原発とは
脱原発の声が大きい。 しかしである。 人間の歴史はより便利なもの、より高度なものと工夫を重ね、荷車から自動車や新幹線や飛行機や宇宙開発へと進んだように、科学技術の進歩には限りがない。 そして人間は常にさらにその先を目指している。
原発とは近代技術の極地である。 近代技術は、どこかで人間の支配の領域を、超えてしまう場合が往々にしてある。 近代技術を支えるものは専門科学であるが、専門科学は常に一定の仮定のもとで、理論的な正解を出してくる。 ところが実際には、たいてい「想定外」のことが起きる。 というより、むしろ近代技術そのものが「想定外」を生み出してしまうのである。 そこで我々はひとつの逆説に直面する。 それは、近代技術はある「想定」をおかねば成立しないのだろうが、ほかならぬその技術そのものが「想定外」の事態を生み出してしまうということだ。 技術が高度化すればするほど「想定外」が、起きるリスクは高まるはずである。 我々はその途方もない危険を受け入れることによって、今日の豊かさを作り上げてきたということだ。
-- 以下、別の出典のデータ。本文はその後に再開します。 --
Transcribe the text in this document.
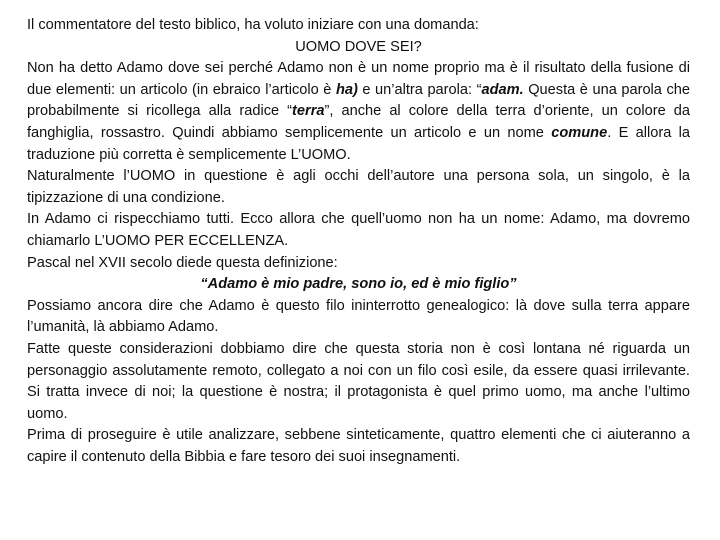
Il commentatore del testo biblico, ha voluto iniziare con una domanda:

UOMO DOVE SEI?

Non ha detto Adamo dove sei perché Adamo non è un nome proprio ma è il risultato della fusione di due elementi: un articolo (in ebraico l’articolo è ha) e un’altra parola: “adam. Questa è una parola che probabilmente si ricollega alla radice “terra”, anche al colore della terra d’oriente, un colore da fanghiglia, rossastro. Quindi abbiamo semplicemente un articolo e un nome comune. E allora la traduzione più corretta è semplicemente L’UOMO.

Naturalmente l’UOMO in questione è agli occhi dell’autore una persona sola, un singolo, è la tipizzazione di una condizione.

In Adamo ci rispecchiamo tutti. Ecco allora che quell’uomo non ha un nome: Adamo, ma dovremo chiamarlo L’UOMO PER ECCELLENZA.

Pascal nel XVII secolo diede questa definizione:

“Adamo è mio padre, sono io, ed è mio figlio”

Possiamo ancora dire che Adamo è questo filo ininterrotto genealogico: là dove sulla terra appare l’umanità, là abbiamo Adamo.

Fatte queste considerazioni dobbiamo dire che questa storia non è così lontana né riguarda un personaggio assolutamente remoto, collegato a noi con un filo così esile, da essere quasi irrilevante. Si tratta invece di noi; la questione è nostra; il protagonista è quel primo uomo, ma anche l’ultimo uomo.

Prima di proseguire è utile analizzare, sebbene sinteticamente, quattro elementi che ci aiuteranno a capire il contenuto della Bibbia e fare tesoro dei suoi insegnamenti.
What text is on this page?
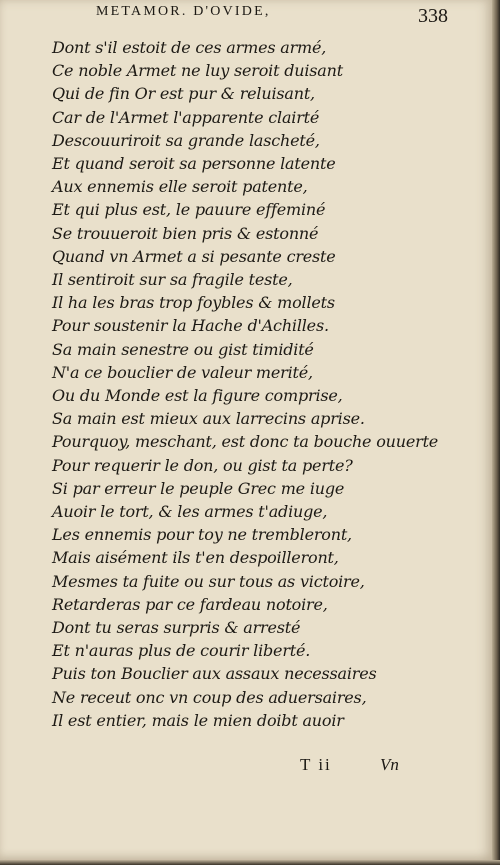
METAMOR. D'OVIDE,	338
Dont s'il estoit de ces armes armé,
Ce noble Armet ne luy seroit duisant
Qui de fin Or est pur & reluisant,
Car de l'Armet l'apparente clairté
Descouuriroit sa grande lascheté,
Et quand seroit sa personne latente
Aux ennemis elle seroit patente,
Et qui plus est, le pauure effeminé
Se trouueroit bien pris & estonné
Quand vn Armet a si pesante creste
Il sentiroit sur sa fragile teste,
Il ha les bras trop foybles & mollets
Pour soustenir la Hache d'Achilles.
Sa main senestre ou gist timidité
N'a ce bouclier de valeur merité,
Ou du Monde est la figure comprise,
Sa main est mieux aux larrecins aprise.
Pourquoy, meschant, est donc ta bouche ouuerte
Pour requerir le don, ou gist ta perte?
Si par erreur le peuple Grec me iuge
Auoir le tort, & les armes t'adiuge,
Les ennemis pour toy ne trembleront,
Mais aisément ils t'en despoilleront,
Mesmes ta fuite ou sur tous as victoire,
Retarderas par ce fardeau notoire,
Dont tu seras surpris & arresté
Et n'auras plus de courir liberté.
Puis ton Bouclier aux assaux necessaires
Ne receut onc vn coup des aduersaires,
Il est entier, mais le mien doibt auoir
T ii	Vn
原発の将来は、日本の将来の選択にかかってくる。 脱原発は脱経済成長路線を意味するし、日本の国際競争力を落とす。 そのことを覚悟しなければならないのであるが、脱原発論者は、そこをどう考えているのだろうか。
資源に乏しく、地震等の自然災害が多い中で、一億以上の人口を有し、高度な産業経済を運営するためには、エネルギーの安定供給を確保しなければならないという厳しい現実がある。
この宿命を引き受けるなら、今なすべきことは脱原発ではなく、原発の安全の強化であろう。